Walt Disney Co. annual shareholder meetings tend to draw an eclectic blend of attendees, and this year's event in Chicago was no exception.
One child stockholder asked Chairman Bob Iger his favorite Disney movie. Another young attendee asked why the company doesn't hold tours at Pixar Animation Studios (Iger promised her a personal tour).
The reception for Iger was generally positive on Thursday morning, even amid Wall Street concerns about the future of the company's cable business.
But some took the opportunity to grill Iger on issues including price increases at Disney's theme parks.

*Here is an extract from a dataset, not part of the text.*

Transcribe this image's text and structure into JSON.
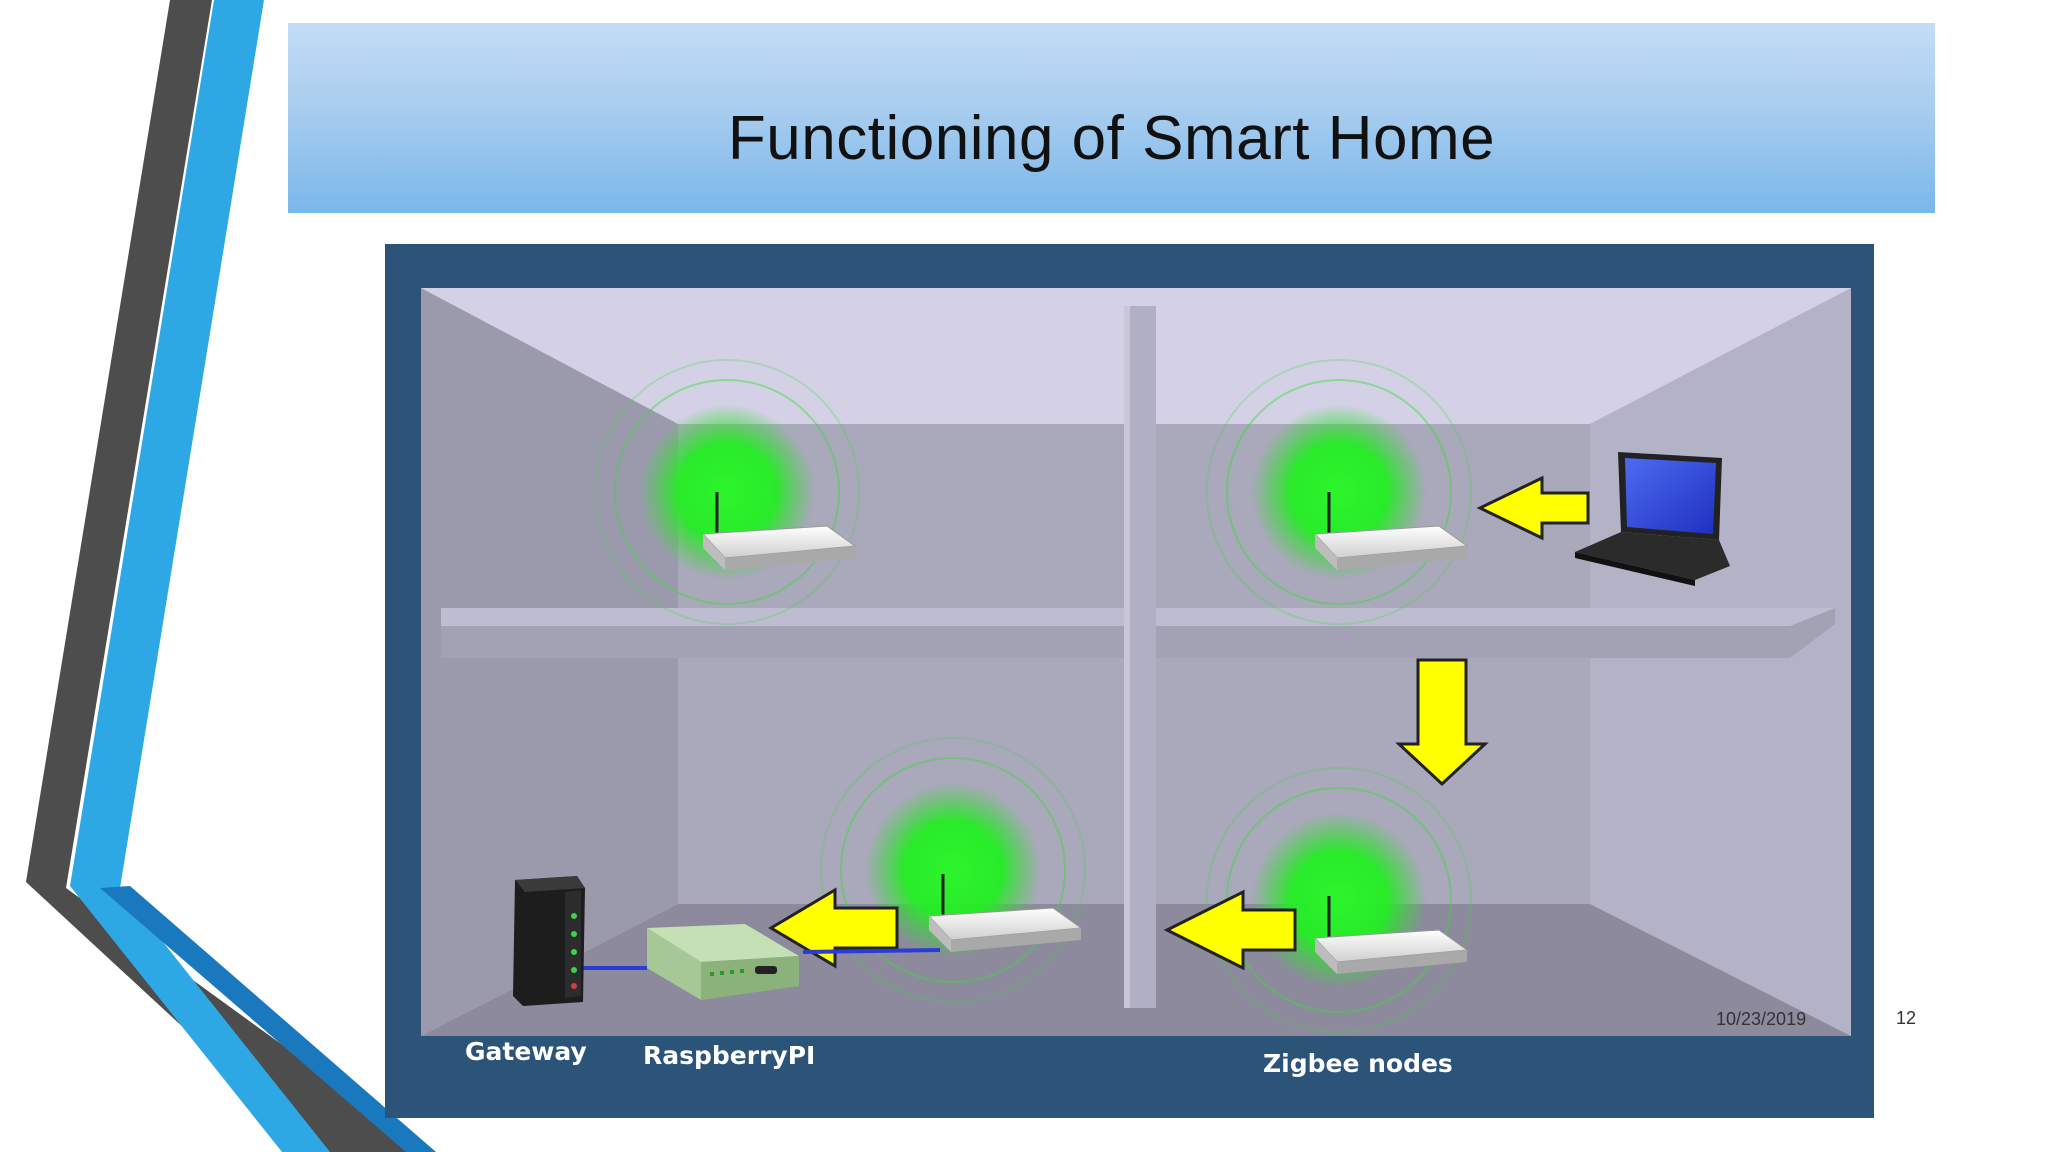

One shareholder, who identified himself as Dwight Morgan, complained about Disneyland's 35% price increase for its top-tier annual pass, to more than $1,000 -- a move that has upset many hardcore fans.
For the record:
An earlier version of this post misidentified the gender of the shareholder who asked about Pixar tours.
Disney has also introduced a "demand pricing" scheme that reduces ticket costs on low-demand days and boosts entrance fees at more popular times at its parks. The company has painted the move as a way to manage surging crowds at the popular parks.
But Morgan's main concern, he said, was the price hike for annual passes.
"That's the one that really hurt and didn't do any good," he said, adding that Disney should instead "remove the interest-free monthly payment option on the purchase of those passes."
Iger responded that the company would take Morgan's comments into consideration.
As for demand pricing, Iger said one of the hoped-for "byproducts" from that move is the reduction of crowds during peak times.
"We actually feel pretty good about what we've just announced because it provides so many different variables for the guests and it may end up providing a slightly better guest experience during the most popular days."
Other shareholders brought up offbeat issues including the possibility of another "National Treasure" sequel (nothing in the works, Iger said) and R-rated superhero movies (also nothing planned, Iger said).
One Chicago woman brought up the topic of income inequality and asked if a crew member credited with "caffeination" for the blockbuster "Frozen" made a "living wage."
Iger, one of the most highly compensated executives in Hollywood, responded that the company treats its workers fairly "across the board" in terms of wages and working conditions.
"We feel we have a very good record in this regard," he said.